Dir-lhes-ei que tenho medo de viver num Portugal em que, ao contrário do que cantava a utopia troikista, a economia esteja mais concentrada do que nunca. Tenho medo que nasça, dos escombros de tanta "destruição virtuosa", uma floresta assombrada de oligopólios na grande distribuição, nas comunicações, na energia, na banca e em todos os demais setores relevantes cá da paróquia.
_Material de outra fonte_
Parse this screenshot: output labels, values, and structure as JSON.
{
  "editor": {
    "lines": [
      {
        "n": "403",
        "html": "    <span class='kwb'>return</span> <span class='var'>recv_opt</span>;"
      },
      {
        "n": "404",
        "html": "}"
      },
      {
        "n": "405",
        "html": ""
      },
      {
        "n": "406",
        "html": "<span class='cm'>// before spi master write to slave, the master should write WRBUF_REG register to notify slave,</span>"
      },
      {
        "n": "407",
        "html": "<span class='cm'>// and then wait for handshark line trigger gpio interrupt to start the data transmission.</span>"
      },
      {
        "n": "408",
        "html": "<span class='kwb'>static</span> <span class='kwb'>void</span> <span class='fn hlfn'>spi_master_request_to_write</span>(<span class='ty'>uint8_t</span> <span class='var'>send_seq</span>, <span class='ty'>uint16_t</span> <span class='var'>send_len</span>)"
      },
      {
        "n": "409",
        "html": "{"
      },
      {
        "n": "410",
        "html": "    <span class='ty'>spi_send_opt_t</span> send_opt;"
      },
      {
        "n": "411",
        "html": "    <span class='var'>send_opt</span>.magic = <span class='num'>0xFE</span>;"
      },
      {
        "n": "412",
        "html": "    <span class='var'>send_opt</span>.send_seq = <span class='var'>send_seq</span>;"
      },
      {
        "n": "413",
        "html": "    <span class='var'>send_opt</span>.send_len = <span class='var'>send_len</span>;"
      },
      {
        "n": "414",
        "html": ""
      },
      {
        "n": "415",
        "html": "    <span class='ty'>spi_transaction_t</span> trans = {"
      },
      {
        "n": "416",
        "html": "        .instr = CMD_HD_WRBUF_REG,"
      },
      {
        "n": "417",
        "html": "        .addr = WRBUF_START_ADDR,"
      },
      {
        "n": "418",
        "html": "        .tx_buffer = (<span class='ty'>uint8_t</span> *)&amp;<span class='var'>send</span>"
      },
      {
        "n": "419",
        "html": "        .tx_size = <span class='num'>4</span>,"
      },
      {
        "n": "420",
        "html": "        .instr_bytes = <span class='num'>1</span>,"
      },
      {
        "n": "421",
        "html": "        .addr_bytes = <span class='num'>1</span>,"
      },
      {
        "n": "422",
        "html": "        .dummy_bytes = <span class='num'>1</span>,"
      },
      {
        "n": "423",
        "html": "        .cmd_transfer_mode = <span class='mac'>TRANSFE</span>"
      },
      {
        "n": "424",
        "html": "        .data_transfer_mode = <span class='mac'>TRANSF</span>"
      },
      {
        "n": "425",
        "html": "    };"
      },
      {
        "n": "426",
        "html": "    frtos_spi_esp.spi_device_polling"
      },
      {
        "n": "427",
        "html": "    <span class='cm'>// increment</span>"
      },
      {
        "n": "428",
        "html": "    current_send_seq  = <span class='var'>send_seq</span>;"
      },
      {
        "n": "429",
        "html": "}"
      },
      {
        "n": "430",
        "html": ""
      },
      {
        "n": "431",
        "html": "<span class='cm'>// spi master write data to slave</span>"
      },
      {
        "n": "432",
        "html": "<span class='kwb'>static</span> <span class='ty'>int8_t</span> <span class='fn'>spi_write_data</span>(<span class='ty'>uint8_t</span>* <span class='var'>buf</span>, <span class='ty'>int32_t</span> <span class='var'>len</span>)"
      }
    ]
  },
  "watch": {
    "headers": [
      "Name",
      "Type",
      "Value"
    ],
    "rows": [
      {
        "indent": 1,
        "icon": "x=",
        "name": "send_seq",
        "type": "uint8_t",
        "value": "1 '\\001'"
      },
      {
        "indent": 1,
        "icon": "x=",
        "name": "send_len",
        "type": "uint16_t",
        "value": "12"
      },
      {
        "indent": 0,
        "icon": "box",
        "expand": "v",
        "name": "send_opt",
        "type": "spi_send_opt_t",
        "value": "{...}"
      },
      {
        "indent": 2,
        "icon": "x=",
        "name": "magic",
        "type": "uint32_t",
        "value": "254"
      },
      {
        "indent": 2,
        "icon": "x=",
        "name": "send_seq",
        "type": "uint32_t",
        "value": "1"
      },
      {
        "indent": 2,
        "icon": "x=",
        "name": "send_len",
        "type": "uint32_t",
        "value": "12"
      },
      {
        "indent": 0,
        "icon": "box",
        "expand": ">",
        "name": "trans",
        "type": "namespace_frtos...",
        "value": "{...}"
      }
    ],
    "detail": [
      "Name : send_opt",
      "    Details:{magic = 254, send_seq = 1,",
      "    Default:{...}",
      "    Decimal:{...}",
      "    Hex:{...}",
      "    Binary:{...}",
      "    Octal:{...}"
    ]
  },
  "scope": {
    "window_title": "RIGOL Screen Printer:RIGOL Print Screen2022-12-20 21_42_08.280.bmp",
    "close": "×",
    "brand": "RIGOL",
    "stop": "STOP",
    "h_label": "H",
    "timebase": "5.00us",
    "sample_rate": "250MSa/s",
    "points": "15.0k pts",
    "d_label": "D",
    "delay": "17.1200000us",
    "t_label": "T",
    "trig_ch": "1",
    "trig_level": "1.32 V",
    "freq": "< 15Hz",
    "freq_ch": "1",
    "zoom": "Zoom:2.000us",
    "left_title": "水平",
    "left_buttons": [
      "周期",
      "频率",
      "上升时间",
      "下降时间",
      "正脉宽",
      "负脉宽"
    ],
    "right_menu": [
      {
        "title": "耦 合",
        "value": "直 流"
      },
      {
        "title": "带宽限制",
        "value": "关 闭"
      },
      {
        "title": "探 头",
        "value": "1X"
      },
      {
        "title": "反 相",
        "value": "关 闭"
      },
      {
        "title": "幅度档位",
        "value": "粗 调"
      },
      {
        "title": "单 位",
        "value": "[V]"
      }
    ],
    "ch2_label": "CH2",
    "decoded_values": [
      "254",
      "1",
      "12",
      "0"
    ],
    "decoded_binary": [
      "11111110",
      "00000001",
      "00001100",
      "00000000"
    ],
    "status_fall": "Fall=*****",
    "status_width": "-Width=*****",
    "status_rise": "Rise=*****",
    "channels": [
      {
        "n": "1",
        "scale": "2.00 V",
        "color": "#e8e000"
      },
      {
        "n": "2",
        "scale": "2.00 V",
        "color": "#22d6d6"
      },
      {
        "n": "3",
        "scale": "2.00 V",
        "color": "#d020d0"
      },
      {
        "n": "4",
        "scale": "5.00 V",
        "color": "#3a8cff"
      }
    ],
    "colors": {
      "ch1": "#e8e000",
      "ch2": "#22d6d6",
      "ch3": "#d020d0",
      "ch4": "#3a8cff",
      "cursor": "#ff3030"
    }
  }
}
Dir-lhes-ei que tenho medo de viver num Portugal transformado num protetorado seja de quem for. E se me pedirem para elaborar melhor, vou fazer por ser claro. Tanto se me dá que seja Angola, o Brasil, a Dinamarca ou o Tuvalu. Não gosto, nunca gostei, é de ver poder de mais entregue a gente de menos. Tanto mais que acredito que não são só os capitais que se importam. Normalmente ao carcanhol vêm atrelados métodos de gestão, filosofias políticas, quadros mentais, mundivisões. E se me perguntarem de onde vem esse meu fantasma, explico-lhes que sempre tive medo das ditaduras das finanças e que não vejo uma pinga de reflexão estratégica no programa de privatizações português. Dir-lhes-ei que tenho medo de viver num Portugal populista e miserabilista em que se demonizam as elites, o mérito e o sucesso. Dir-lhes-ei que tenho medo de viver num Portugal desiludido que se lançou num doloroso programa de transformação, recheado de intenções virtuosas, mas que escondia, afinal, um simples programa de transferência de poderes. Dir-lhes-ei que tenho medo de viver num Portugal que faz das fronteiras geracionais o alfa e o ómega de todas as políticas. Num Portugal inebriado pela apologia do novo e da juventude que despreze o papel da sabedoria e da experiência. E para rematar, dir-lhes-ei ainda que tenho medo de um Portugal com uma comunicação social asfixiada que tenha esquecido que a democracia tem de ser regada todos os dias.

E se ficarem muito assustados, dou-lhes um beijo na testa e digo-lhes que tudo isto são só histórias de terror. Que servem para o que sempre serviram. Para dar nomes aos medos e para ensinar a separar o trigo do joio. O drama não é atravessar uma floresta assombrada. O drama é não distinguir o lobo mau do capuchinho vermelho.